One in three working age people in the U.S. lost their job as a response to the COVID-19 pandemic, some of whom lost health insurance and others anxious their health coverage will be threatened, revealed in a survey from The Commonwealth Fund published on April 21, 2020.

2 in 5 people in America who are dealing with job insecurity are also health insurance insecure, the study found, as shown in the pie chart.

The Commonwealth Fund commissioned the poll among 1,001 U.S. adults 18 to 64 years of age between 8-13 April 2020.

Nearly all Americans believe the dots of COVID-19 testing and treatment should be free to all. This majority opinion is shared across political party ID, Democrat (97%) and Republican (80%) alike.

Cost is a driver in most Americans’ decision of whether to seek care if they develop COVID-19 symptoms. Two in 3 U.S. adults told the Fund that the potential out-of-pocket costs would be important in deciding whether to seek treatment. This is more pronounced among people earning under $50,000 a year compared with those earning over $50K, but still 60% of the upper income health consumers said cost would play a role in deciding whether to seek COVID care.

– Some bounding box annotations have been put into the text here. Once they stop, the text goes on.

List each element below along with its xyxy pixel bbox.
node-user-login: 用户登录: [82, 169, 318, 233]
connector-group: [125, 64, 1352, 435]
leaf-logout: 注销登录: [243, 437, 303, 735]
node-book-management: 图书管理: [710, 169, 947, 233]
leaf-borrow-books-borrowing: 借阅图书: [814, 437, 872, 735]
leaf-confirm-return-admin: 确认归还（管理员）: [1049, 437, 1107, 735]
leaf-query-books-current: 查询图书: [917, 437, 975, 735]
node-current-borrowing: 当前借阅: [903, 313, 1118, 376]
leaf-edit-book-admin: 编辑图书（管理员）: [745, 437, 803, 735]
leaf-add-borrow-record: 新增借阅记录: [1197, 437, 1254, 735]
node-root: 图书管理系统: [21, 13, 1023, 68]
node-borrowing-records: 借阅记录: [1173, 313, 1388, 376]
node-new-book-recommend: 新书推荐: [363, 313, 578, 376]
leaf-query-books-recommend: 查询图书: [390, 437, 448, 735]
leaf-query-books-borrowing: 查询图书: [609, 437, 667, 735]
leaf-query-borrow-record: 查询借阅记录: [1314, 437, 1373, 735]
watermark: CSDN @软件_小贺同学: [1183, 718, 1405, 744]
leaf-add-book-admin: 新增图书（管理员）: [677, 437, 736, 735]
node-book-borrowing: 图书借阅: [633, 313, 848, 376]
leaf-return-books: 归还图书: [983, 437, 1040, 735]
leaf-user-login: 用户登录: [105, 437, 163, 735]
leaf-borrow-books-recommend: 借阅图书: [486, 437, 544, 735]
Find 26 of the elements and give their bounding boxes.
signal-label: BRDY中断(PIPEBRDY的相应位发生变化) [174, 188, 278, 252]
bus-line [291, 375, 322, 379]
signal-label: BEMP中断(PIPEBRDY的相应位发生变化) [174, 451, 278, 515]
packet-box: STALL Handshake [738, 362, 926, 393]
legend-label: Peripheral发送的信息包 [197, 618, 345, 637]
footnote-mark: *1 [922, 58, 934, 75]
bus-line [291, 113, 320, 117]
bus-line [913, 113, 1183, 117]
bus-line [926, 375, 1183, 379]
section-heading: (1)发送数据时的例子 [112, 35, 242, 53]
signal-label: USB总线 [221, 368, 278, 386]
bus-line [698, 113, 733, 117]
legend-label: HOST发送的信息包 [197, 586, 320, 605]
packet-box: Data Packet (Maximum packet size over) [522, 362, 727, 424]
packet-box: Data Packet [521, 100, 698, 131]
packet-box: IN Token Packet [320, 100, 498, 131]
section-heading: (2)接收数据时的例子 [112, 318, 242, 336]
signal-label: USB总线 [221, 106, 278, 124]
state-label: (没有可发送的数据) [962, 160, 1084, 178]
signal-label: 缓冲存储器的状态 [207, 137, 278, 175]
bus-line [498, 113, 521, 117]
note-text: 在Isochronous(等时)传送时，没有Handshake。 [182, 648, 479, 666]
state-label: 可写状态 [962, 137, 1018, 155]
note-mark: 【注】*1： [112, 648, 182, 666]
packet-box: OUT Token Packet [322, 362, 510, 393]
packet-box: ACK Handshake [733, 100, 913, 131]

Note that 77% of people who had lost their job or had hours or pay cut would figure cost into their decision whether to seek care for COVID symptoms.

The Fund points out in “Looking Forward” that 30 million people were already uninsured in 2018, with 44 million people underinsured due to high deductibles that were beyond the insured’s ability to afford based on their income.

Health Populi’s Hot Points:  The era of the coronavirus has revealed many deficiencies of the U.S. health care system: among these faults, health disparities, supply chain weaknesses and dependencies, the lack of public health planning and resourcing and, in the case of this Commonwealth Fund research, health financial insecurity for a plethora of patients.

The Fund’s analysis reveals the weakness of an employer-based health care design for covering a nation’s population with health insurance. In fact, just about one-half of Americans receive health insurance from the workplace, and in the lightning-fast downturn of employment, coverage can be quickly cut out from a worker’s life — and her family’s. If COBRA extension for insurance is available to the worker, in the case of job loss, the unemployed person may not be able to cover the cost of continuing an insurance plan given competing priorities for paying for housing, food, and other basic needs.

There is evidence that with the CoV pandemic, sick patients are forgoing care. Self-rationing due to cost is not a new-new thing, as I’ve covered this uniquely U.S. health consumer challenge for many years here in Health Populi. But in the COVID-era, some people who are quite sick are forgoing care due to concerns about their immunity or frailty, beyond their medical costs which can also be top-of-mind. The New York Times published an article today titled, “The Pandemic’s Hidden Victims: Sick or Dying, But Not From the Virus,” highlighting the “gray zone of medical risk:” when patients aren’t acutely ill but concerned about the risks of entering the medical system in the COVID pandemic. For example, in L.A. County, public hospitals are concerned that patients are waiting too long to seek care.

For breast cancer patients, there’s been an initial impact of the COVID-19 pandemic documented by the National Breast Cancer Coalition in a survey conducted among 564 patients in late March 2020. 1 in 5 patients had a challenge accessing breast cancer care related to the virus, most likely seeing their appointment postponed. Another 17% were concerned about payment and out-of-pocket expenses for treatment.

That’s the patient-consumer demand side of the COVID-19 payment equation. Consider the hospital’s lens on this: Kaufman Hall published their April 2020 hospital flash report this week, with this chart on the negative EBITDA margin that hit U.S. hospitals hard in March 2020. That is the acronym for “earnings before interest, taxes, depreciation, and amortization.” As Kaufman Hall put it in the accompanying paragraph, this illustrates, “how the pandemic completely upended the financial health of the hospital industry in a matter of just 2-3 weeks in March.”

The coronavirus pandemic illustrates the inextricable linkage between the physical and the fiscal for the American patient — and hospitals. That is, the all-American relationship between health, health care and money.